In short, he shows just how unworkable the assumptions behind today's fashionable habits have become. The "science delusion" of his title is the current popular confidence in certain fixed assumptions – the exaltation of today's science, not as the busy, constantly changing workshop that it actually is but as a final, infallible oracle preaching a crude kind of materialism.
In trying to replace it he needs, of course, to suggest alternative assumptions. But here the craft of paradigm-building has chronic difficulties. Our ancestors only finally stopped relying on the familiar astrological patterns when they had grown accustomed to machine-imagery instead – first becoming fascinated by the clatter of clockwork and later by the ceaseless buzz of computers, so that they eventually felt sure that they were getting new knowledge. Similarly, if we are told today that a mouse is a survival-machine, or that it has been programmed to act as it does, we may well feel that we have been given a substantial explanation, when all we have really got is one more optional imaginative vision – "you can try looking at it this way".
That is surely the right way to take new suggestions – not as rival theories competing with current ones but as extra angles, signposts towards wider aspects of the truth. Sheldrake's proposal that we should think of natural regularities as habits rather than as laws is not just an arbitrary fantasy. It is a new analogy, brought in to correct what he sees as a chronic exaggeration of regularity in current science. He shows how carefully research conventions are tailored to smooth out the data, obscuring wide variations by averaging many results, and, in general, how readily scientists accept results that fit in with their conception of eternal laws.
He points out too, that the analogy between natural regularities and habit is not actually new. Several distinctly non-negligible thinkers – CS Peirce, Nietzsche, William James,AN Whitehead – have already suggested it because they saw the huge difference between the kind of regularity that is found among living things and the kind that is expected of a clock or a calcium atom.
Whether or no we want to follow Sheldrake's further speculations on topics such asmorphic resonance, his insistence on the need to attend to possible wider ways of thinking is surely right. And he has been applying it lately in fields that might get him an even wider public. He has been making claims about two forms of perception that are widely reported to work but which mechanists hold to be impossible: a person's sense of being looked at by somebody behind them, and the power of animals – dogs, say – to anticipate their owners' return. Do these things really happen?

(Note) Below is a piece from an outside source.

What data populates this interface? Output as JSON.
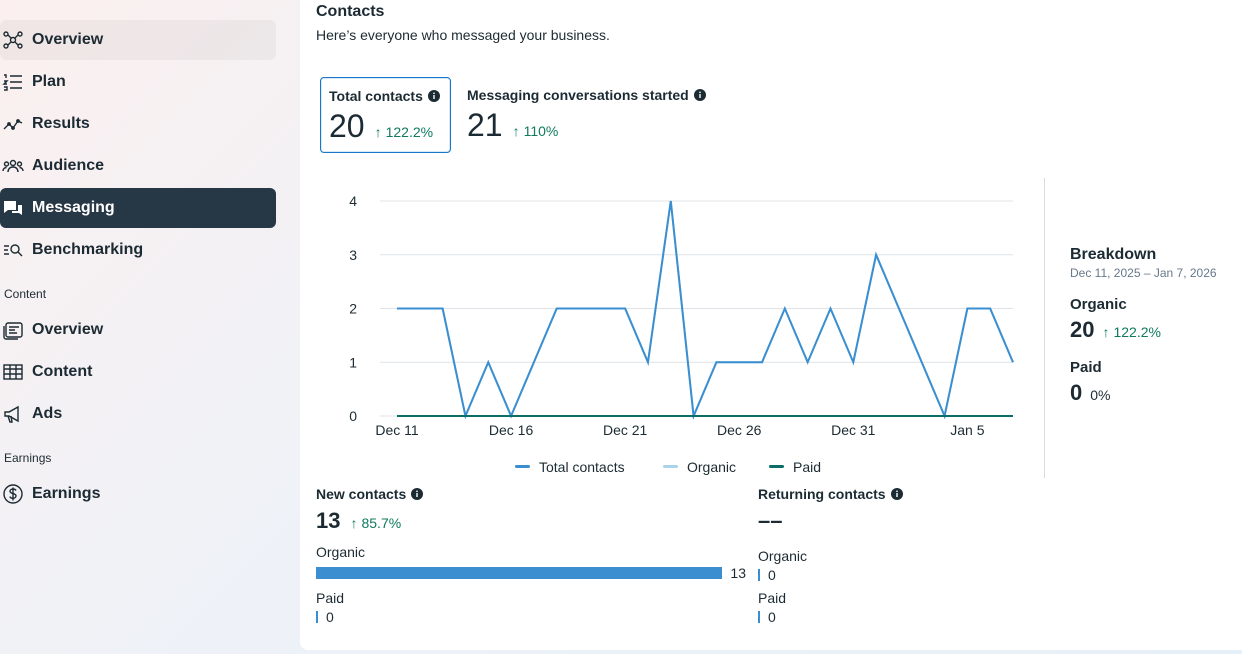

Sheldrake handles his enquiries soberly. People and animals do, it seems, quite often perform these unexpected feats, and some of them regularly perform them much better than others, which is perhaps not surprising. He simply concludes that we need to think much harder about such things.
Orthodox mechanistic believers might have been expected to say what they think is wrong with this research. In fact, not only have scientists mostly ignored it but, more interestingly still, two professed champions of scientific impartiality, Lewis Wolpert and Richard Dawkins, who did undertake to discuss it, reportedly refused to look at the evidence (see two pages in this book). This might indeed be a good example of what Sheldrake means by the "science delusion".